Debe instalarse detección de incendios en las residencias en todos los espacios, tanto en los espacios comunes, como en los dormitorios como en los baños; en todos los lugares.  

Lecciones por aprender
Como resulta evidente que tras cada incendio trágico nadie hace balance ni análisis ni prospección alguna sobre lo ocurrido con fines preventivos que culminan en lo que se suele llamar “lecciones aprendidas” me permito aportar lo que voy a llamar “lecciones por aprender”. 

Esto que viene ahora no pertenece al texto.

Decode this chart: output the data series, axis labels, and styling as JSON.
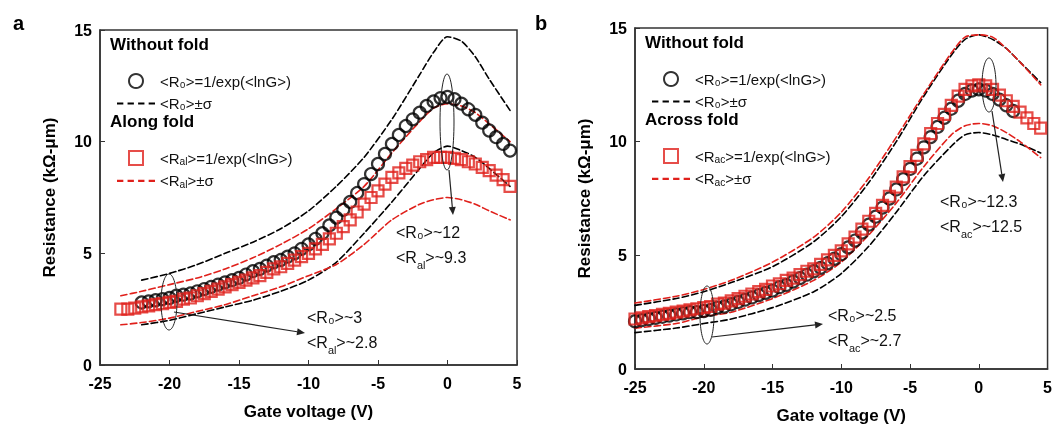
{
  "chart_data": [
    {
      "type": "scatter",
      "title": "a",
      "xlabel": "Gate voltage (V)",
      "ylabel": "Resistance (kΩ-μm)",
      "xlim": [
        -25,
        5
      ],
      "xticks": [
        -25,
        -20,
        -15,
        -10,
        -5,
        0,
        5
      ],
      "ylim": [
        0,
        15
      ],
      "yticks": [
        0,
        5,
        10,
        15
      ],
      "grid": false,
      "legend": "top left",
      "annotations": [
        "Without fold",
        "Along fold",
        "<R₀>~12\n<R$_{al}$>~9.3",
        "<R₀>~3\n<R$_{al}$>~2.8"
      ],
      "series": [
        {
          "name": "<R₀>=1/exp(<lnG>)",
          "marker": "circle",
          "color": "#000000",
          "x": [
            -22,
            -21.5,
            -21,
            -20.5,
            -20,
            -19.5,
            -19,
            -18.5,
            -18,
            -17.5,
            -17,
            -16.5,
            -16,
            -15.5,
            -15,
            -14.5,
            -14,
            -13.5,
            -13,
            -12.5,
            -12,
            -11.5,
            -11,
            -10.5,
            -10,
            -9.5,
            -9,
            -8.5,
            -8,
            -7.5,
            -7,
            -6.5,
            -6,
            -5.5,
            -5,
            -4.5,
            -4,
            -3.5,
            -3,
            -2.5,
            -2,
            -1.5,
            -1,
            -0.5,
            0,
            0.5,
            1,
            1.5,
            2,
            2.5,
            3,
            3.5,
            4,
            4.5
          ],
          "values": [
            2.8,
            2.85,
            2.9,
            2.95,
            3.0,
            3.1,
            3.15,
            3.2,
            3.3,
            3.4,
            3.5,
            3.6,
            3.7,
            3.8,
            3.9,
            4.05,
            4.2,
            4.3,
            4.45,
            4.6,
            4.7,
            4.85,
            5.0,
            5.2,
            5.4,
            5.65,
            5.9,
            6.25,
            6.6,
            6.95,
            7.3,
            7.7,
            8.1,
            8.55,
            9.0,
            9.45,
            9.9,
            10.3,
            10.7,
            11.0,
            11.3,
            11.6,
            11.8,
            11.95,
            12.0,
            11.9,
            11.7,
            11.45,
            11.2,
            10.85,
            10.5,
            10.2,
            9.9,
            9.6
          ]
        },
        {
          "name": "<R₀>±σ",
          "type": "line",
          "marker": "none",
          "line_style": "dashed",
          "color": "#000000",
          "x": [
            -22,
            -20,
            -18,
            -16,
            -14,
            -12,
            -10,
            -8,
            -6,
            -4,
            -2,
            -1,
            0,
            1,
            2,
            3,
            4.5
          ],
          "values": [
            3.8,
            4.1,
            4.5,
            5.0,
            5.5,
            6.1,
            6.9,
            8.0,
            9.3,
            11.0,
            13.0,
            14.0,
            14.7,
            14.5,
            13.8,
            12.8,
            11.4
          ]
        },
        {
          "type": "line",
          "marker": "none",
          "line_style": "dashed",
          "color": "#000000",
          "x": [
            -22,
            -20,
            -18,
            -16,
            -14,
            -12,
            -10,
            -8,
            -6,
            -4,
            -2,
            -1,
            0,
            1,
            2,
            3,
            4.5
          ],
          "values": [
            1.8,
            2.0,
            2.3,
            2.6,
            2.9,
            3.3,
            3.8,
            4.6,
            5.9,
            7.3,
            8.8,
            9.5,
            9.8,
            9.6,
            9.3,
            8.8,
            8.0
          ]
        },
        {
          "name": "<R$_{al}$>=1/exp(<lnG>)",
          "marker": "square",
          "color": "#e0201b",
          "x": [
            -23.5,
            -23,
            -22.5,
            -22,
            -21.5,
            -21,
            -20.5,
            -20,
            -19.5,
            -19,
            -18.5,
            -18,
            -17.5,
            -17,
            -16.5,
            -16,
            -15.5,
            -15,
            -14.5,
            -14,
            -13.5,
            -13,
            -12.5,
            -12,
            -11.5,
            -11,
            -10.5,
            -10,
            -9.5,
            -9,
            -8.5,
            -8,
            -7.5,
            -7,
            -6.5,
            -6,
            -5.5,
            -5,
            -4.5,
            -4,
            -3.5,
            -3,
            -2.5,
            -2,
            -1.5,
            -1,
            -0.5,
            0,
            0.5,
            1,
            1.5,
            2,
            2.5,
            3,
            3.5,
            4,
            4.5
          ],
          "values": [
            2.5,
            2.5,
            2.55,
            2.6,
            2.65,
            2.7,
            2.75,
            2.8,
            2.85,
            2.95,
            3.0,
            3.1,
            3.2,
            3.3,
            3.4,
            3.5,
            3.6,
            3.7,
            3.8,
            3.9,
            4.0,
            4.15,
            4.3,
            4.4,
            4.55,
            4.7,
            4.85,
            5.0,
            5.2,
            5.4,
            5.65,
            5.9,
            6.2,
            6.5,
            6.85,
            7.2,
            7.5,
            7.8,
            8.1,
            8.4,
            8.6,
            8.8,
            8.95,
            9.1,
            9.2,
            9.3,
            9.3,
            9.3,
            9.25,
            9.2,
            9.1,
            9.0,
            8.85,
            8.7,
            8.5,
            8.3,
            8.0
          ]
        },
        {
          "name": "<R$_{al}$>±σ",
          "type": "line",
          "marker": "none",
          "line_style": "dashed",
          "color": "#e0201b",
          "x": [
            -23.5,
            -22,
            -20,
            -18,
            -16,
            -14,
            -12,
            -10,
            -8,
            -6,
            -4,
            -2,
            -1,
            0,
            1,
            2,
            3,
            4.5
          ],
          "values": [
            3.1,
            3.3,
            3.6,
            3.9,
            4.3,
            4.8,
            5.4,
            6.1,
            7.0,
            8.0,
            9.5,
            10.9,
            11.5,
            11.7,
            11.6,
            11.3,
            10.8,
            10.0
          ]
        },
        {
          "type": "line",
          "marker": "none",
          "line_style": "dashed",
          "color": "#e0201b",
          "x": [
            -23.5,
            -22,
            -20,
            -18,
            -16,
            -14,
            -12,
            -10,
            -8,
            -6,
            -4,
            -2,
            -1,
            0,
            1,
            2,
            3,
            4.5
          ],
          "values": [
            1.8,
            1.9,
            2.1,
            2.4,
            2.7,
            3.1,
            3.5,
            4.0,
            4.5,
            5.4,
            6.5,
            7.2,
            7.4,
            7.5,
            7.4,
            7.2,
            6.9,
            6.5
          ]
        }
      ]
    },
    {
      "type": "scatter",
      "title": "b",
      "xlabel": "Gate voltage (V)",
      "ylabel": "Resistance (kΩ-μm)",
      "xlim": [
        -25,
        5
      ],
      "xticks": [
        -25,
        -20,
        -15,
        -10,
        -5,
        0,
        5
      ],
      "ylim": [
        0,
        15
      ],
      "yticks": [
        0,
        5,
        10,
        15
      ],
      "grid": false,
      "legend": "top left",
      "annotations": [
        "Without fold",
        "Across fold",
        "<R₀>~12.3\n<R$_{ac}$>~12.5",
        "<R₀>~2.5\n<R$_{ac}$>~2.7"
      ],
      "series": [
        {
          "name": "<R₀>=1/exp(<lnG>)",
          "marker": "circle",
          "color": "#000000",
          "x": [
            -25,
            -24.5,
            -24,
            -23.5,
            -23,
            -22.5,
            -22,
            -21.5,
            -21,
            -20.5,
            -20,
            -19.5,
            -19,
            -18.5,
            -18,
            -17.5,
            -17,
            -16.5,
            -16,
            -15.5,
            -15,
            -14.5,
            -14,
            -13.5,
            -13,
            -12.5,
            -12,
            -11.5,
            -11,
            -10.5,
            -10,
            -9.5,
            -9,
            -8.5,
            -8,
            -7.5,
            -7,
            -6.5,
            -6,
            -5.5,
            -5,
            -4.5,
            -4,
            -3.5,
            -3,
            -2.5,
            -2,
            -1.5,
            -1,
            -0.5,
            0,
            0.5,
            1,
            1.5,
            2,
            2.5
          ],
          "values": [
            2.1,
            2.15,
            2.2,
            2.25,
            2.3,
            2.35,
            2.4,
            2.45,
            2.5,
            2.5,
            2.55,
            2.6,
            2.7,
            2.75,
            2.85,
            2.95,
            3.05,
            3.15,
            3.25,
            3.35,
            3.45,
            3.6,
            3.7,
            3.85,
            4.0,
            4.15,
            4.3,
            4.45,
            4.65,
            4.85,
            5.05,
            5.35,
            5.65,
            6.0,
            6.35,
            6.7,
            7.1,
            7.5,
            7.9,
            8.35,
            8.8,
            9.25,
            9.75,
            10.2,
            10.65,
            11.05,
            11.45,
            11.8,
            12.1,
            12.25,
            12.3,
            12.25,
            12.1,
            11.85,
            11.6,
            11.35
          ]
        },
        {
          "name": "<R₀>±σ",
          "type": "line",
          "marker": "none",
          "line_style": "dashed",
          "color": "#000000",
          "x": [
            -25,
            -22,
            -20,
            -18,
            -15,
            -12,
            -10,
            -8,
            -6,
            -4,
            -2,
            -1,
            0,
            1,
            2,
            3,
            4.5
          ],
          "values": [
            2.8,
            3.1,
            3.4,
            3.8,
            4.5,
            5.6,
            6.7,
            8.2,
            10.0,
            12.0,
            13.8,
            14.5,
            14.7,
            14.5,
            14.1,
            13.5,
            12.6
          ]
        },
        {
          "type": "line",
          "marker": "none",
          "line_style": "dashed",
          "color": "#000000",
          "x": [
            -25,
            -22,
            -20,
            -18,
            -15,
            -12,
            -10,
            -8,
            -6,
            -4,
            -2,
            -1,
            0,
            1,
            2,
            3,
            4.5
          ],
          "values": [
            1.6,
            1.8,
            2.0,
            2.2,
            2.7,
            3.4,
            4.2,
            5.4,
            6.9,
            8.5,
            9.8,
            10.3,
            10.4,
            10.3,
            10.1,
            9.9,
            9.5
          ]
        },
        {
          "name": "<R$_{ac}$>=1/exp(<lnG>)",
          "marker": "square",
          "color": "#e0201b",
          "x": [
            -25,
            -24.5,
            -24,
            -23.5,
            -23,
            -22.5,
            -22,
            -21.5,
            -21,
            -20.5,
            -20,
            -19.5,
            -19,
            -18.5,
            -18,
            -17.5,
            -17,
            -16.5,
            -16,
            -15.5,
            -15,
            -14.5,
            -14,
            -13.5,
            -13,
            -12.5,
            -12,
            -11.5,
            -11,
            -10.5,
            -10,
            -9.5,
            -9,
            -8.5,
            -8,
            -7.5,
            -7,
            -6.5,
            -6,
            -5.5,
            -5,
            -4.5,
            -4,
            -3.5,
            -3,
            -2.5,
            -2,
            -1.5,
            -1,
            -0.5,
            0,
            0.5,
            1,
            1.5,
            2,
            2.5,
            3,
            3.5,
            4,
            4.5
          ],
          "values": [
            2.2,
            2.25,
            2.3,
            2.35,
            2.4,
            2.45,
            2.5,
            2.55,
            2.6,
            2.65,
            2.7,
            2.75,
            2.85,
            2.9,
            3.0,
            3.1,
            3.2,
            3.3,
            3.4,
            3.5,
            3.65,
            3.75,
            3.9,
            4.0,
            4.15,
            4.3,
            4.4,
            4.6,
            4.8,
            5.0,
            5.2,
            5.5,
            5.8,
            6.15,
            6.5,
            6.85,
            7.2,
            7.6,
            8.0,
            8.45,
            8.9,
            9.4,
            9.9,
            10.35,
            10.8,
            11.2,
            11.6,
            12.0,
            12.3,
            12.45,
            12.5,
            12.45,
            12.3,
            12.05,
            11.8,
            11.55,
            11.3,
            11.05,
            10.8,
            10.6
          ]
        },
        {
          "name": "<R$_{ac}$>±σ",
          "type": "line",
          "marker": "none",
          "line_style": "dashed",
          "color": "#e0201b",
          "x": [
            -25,
            -22,
            -20,
            -18,
            -15,
            -12,
            -10,
            -8,
            -6,
            -4,
            -2,
            -1,
            0,
            1,
            2,
            3,
            4.5
          ],
          "values": [
            2.9,
            3.2,
            3.5,
            3.9,
            4.7,
            5.8,
            6.9,
            8.4,
            10.2,
            12.1,
            13.9,
            14.6,
            14.7,
            14.6,
            14.1,
            13.5,
            12.5
          ]
        },
        {
          "type": "line",
          "marker": "none",
          "line_style": "dashed",
          "color": "#e0201b",
          "x": [
            -25,
            -22,
            -20,
            -18,
            -15,
            -12,
            -10,
            -8,
            -6,
            -4,
            -2,
            -1,
            0,
            1,
            2,
            3,
            4.5
          ],
          "values": [
            1.8,
            2.0,
            2.3,
            2.5,
            3.1,
            3.9,
            4.7,
            5.9,
            7.3,
            8.9,
            10.3,
            10.7,
            10.8,
            10.7,
            10.4,
            10.0,
            9.3
          ]
        }
      ]
    }
  ]
}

En este caso pueden ser estas:
-         La legislación debe regular sin lugar a ninguna duda que todos los edificios utilizados como residencias de mayores pertenecen al uso Hospitalario y debe exigírseles las medidas de PCI de este uso edificatorio, sin resquicios para que se puedan considerar como de uso Residencial Público.
-         Las características de los ocupantes de estos edificios: personas ancianas, disminuídas en sus capacidades sensoriales y motoras por razón de la edad se ven agravadas con importantes discapacidades y problemas y limitaciones de movilidad por lo que los edificios destinados a esta actividad deberían tratarse en la legislación como un uso distinto, específico: Residencias de Ancianos con regulaciones concretas que no se corresponden con el uso hospitalario de carácter general ni con el uso residencial público como puede ser un hotel o una residencia de estudiantes.
-         Necesidad de modificar la legislación de protección contra incendios en los edificios de algunos usos para que proteja a las personas independientemente de la altura, superficie u ocupación del edificio. Ver artículo ¿A quién protege la legislación de PCI?
-          La instalación de detección de incendios en las residencias debe abarcar todos los espacios incluyendo dormitorios y baños.
-          En las residencias se debe habilitar una sala o espacio para fumadores.
-          Se debe permitir que en las residencias haya habitaciones de fumadores donde los fumadores puedan fumar sin causar perjuicio a los demás ocupantes del edificio.
-          La dirección y personal de la residencias deben ser absolutamente intolerantes con el hábito de fumar fuera de las zonas permitidas.
-          Suele ocurrir que algunas actividades se establecen en municipios próximos a las capitales, en parte porque los terrenos y las construcciones son más baratas y también porque los ayuntamientos son más laxos en la concesión de licencias y ocurre en que en las poblaciones de la provincia no es de aplicación la ordenanza municipal de incendios de la capital por lo que hay menos exigencias. Los jefes de bomberos comarcales y provinciales ha de ser el motor de la reivindicación de Ordenanzas provinciales, ya que les debería preocupar la desprotección de los ciudadanos que atienden en relación a los de las capitales que si que tienen ordenanza municipal de prevención de incendios.
-          Se debe equipar a las residencias y geriátricos con cochones ignífugos.
-          Más allá de la viabilidad económica de las residencias ha de reflexionarse sobre la “sostenibilidad de la seguridad” en las pequeñas residencias donde tan solo hay una persona al cargo de todos los residentes durante la noche, cuando todos sabemos que en caso de incendio no podrá realizar apenas ninguna tarea de las exigibles en un plan de autoprotección factible.
-         Se ha de reforzar la formación de los empleados de las residencias en prevención de incendios en qué hacer en caso de emergenciadebe equipar a las residencias y geriátricos con cochones ignífugos.
-         Necesidad de que los servicios de bomberos realicen las investigaciones pertinentes que les puedan aportar información suficiente de porqué se ha producido el incendio, su propagación y las razones por las cuáles se han producido las víctimas y como podrían haberse evitado.
-         A la vista de que algunas actividades permanecen en la clandestinidad, la Administración (Bomberos, Policía, Acción y Bienestar social, Licencias, etc.) debería ser más proactiva en la detección de edificios y actividades clandestinas.

 
 (1) Aunque algunos medios de comunicación publicaron inicialmente que la Residencia Santa Fe estaba en la localidad de Cuarte de Huerva, la realidad es que, aunque está en el linde con esta población, se encuentra en la ciudad de Zaragoza.